Por: | 09/11/2025
MATINÉE ESCOLAR
Já não sou mais o espectador assíduo que fui, mas, vez ou outra, dou um pulinho nos cinemas. Semana passada fui ver “O bom bandido” (um bom filme), no Mag Shopping, e – sensação estranha! - assisti ao filme sozinho. Mas não é isso que interessa contar.
Interessa contar que, contrariamente ao vazio da minha sala, ainda na entrada para o hall do cinema, tive dificuldade de entregar o meu ingresso ao bilheteiro porque, de
outra sala, estava saindo uma verdadeira multidão de espectadores, todos jovens, todos fardados e formando filas.

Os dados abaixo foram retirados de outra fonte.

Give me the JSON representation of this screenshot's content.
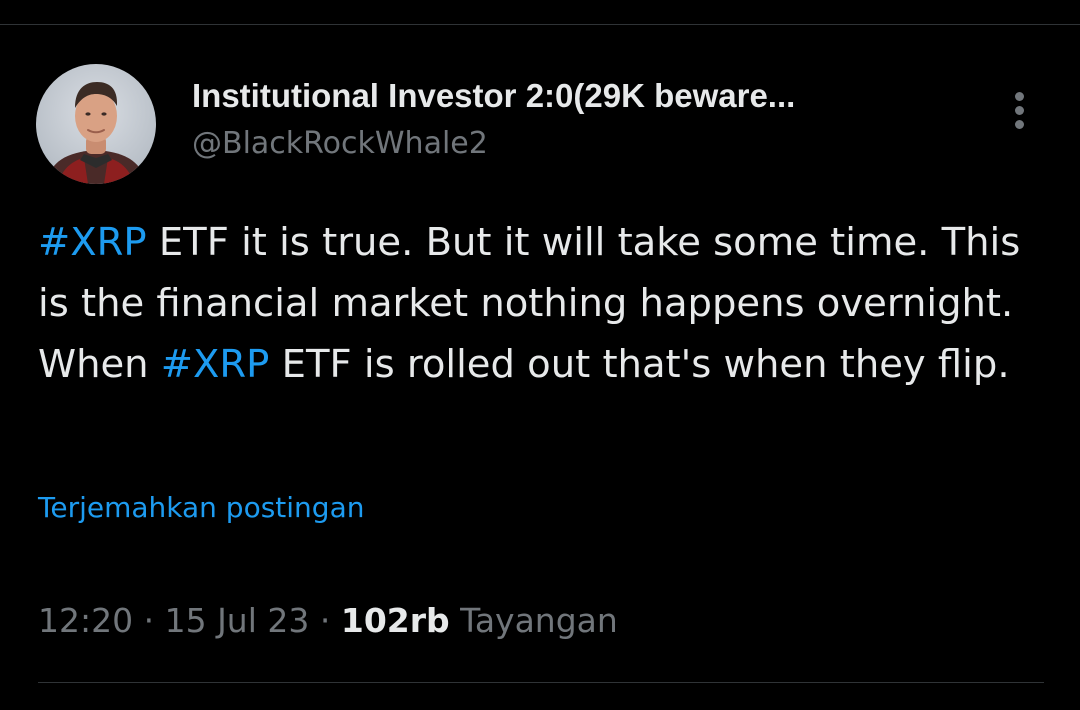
{
  "author": {
    "display_name": "Institutional Investor 2:0(29K beware...",
    "handle": "@BlackRockWhale2"
  },
  "tweet": {
    "hashtag_1": "#XRP",
    "text_1": " ETF it is true. But it will take some time. This is the financial market nothing happens overnight. When ",
    "hashtag_2": "#XRP",
    "text_2": " ETF is rolled out that's when they flip."
  },
  "translate_label": "Terjemahkan postingan",
  "meta": {
    "time": "12:20",
    "separator": " · ",
    "date": "15 Jul 23",
    "views_count": "102rb",
    "views_label": " Tayangan"
  },
  "icons": {
    "more": "more-vertical-icon",
    "avatar": "profile-photo"
  },
  "colors": {
    "background": "#000000",
    "text_primary": "#e7e9ea",
    "text_secondary": "#71767b",
    "link": "#1d9bf0",
    "divider": "#2f3336"
  }
}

Eram adolescentes levados pelo corpo docente de uma escola para ver “Mauricio de Sousa – o filme”. Eram tantos que ocupavam o hall do cinema inteiro, por isso tive que aguardar que saíssem para poder entrar.

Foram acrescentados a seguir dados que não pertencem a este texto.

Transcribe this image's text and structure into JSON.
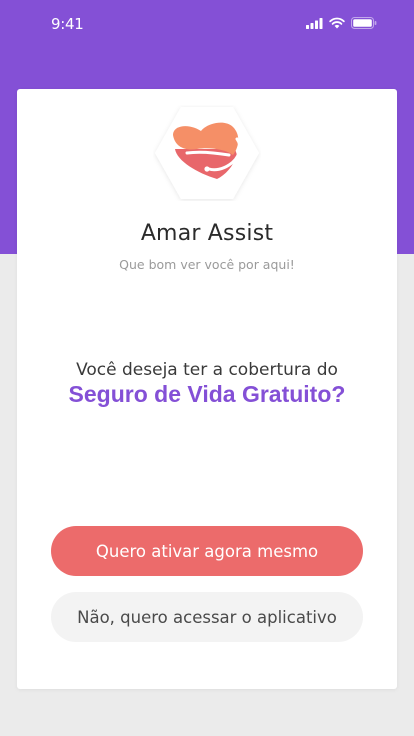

Fiquei impressionado com a quantidade – acho que uns 80 alunos – e mais ainda, com a disciplina: sorrisos sim, mas nada de barulho, nada de gestos impróprios, nada de zorra, nada de celulares, todos, rapazes e moças, organizados em quatro filas, dentro da maior ordem. Nenhum deles tinha jeito de “filhinho/a de papai” e, assim, deduzo que seriam alunos de escola municipal, ou estadual. Simpáticas e também sorridentes, as quatro ou cinco professoras nem precisavam gritar; davam as suas ordens sem insistência, como se tudo tivesse sido treinado de antemão, ainda na escola, com o maior rigor. Ouvi-as dizer que os dois ônibus já estavam nas imediações do Shopping esperando e que, portanto, se mantivessem em filas até o embarque. E assim, perfilados, saíram do cinema em direção à escada rolante.
Ultimamente, vocês sabem, na imprensa e fora dela, quando se ouve falar em escolas brasileiras, o motivo é quase sempre a desordem, a bagunça, e, com mais frequência ainda, a violência. De modo que, confesso, me emocionei ao me deparar, num hall de cinema, com aquela turma de adolescentes tão conscientes e bem comportados, numa atividade de lazer, que amarrava o laço entre o dentro e o fora de sala de aula.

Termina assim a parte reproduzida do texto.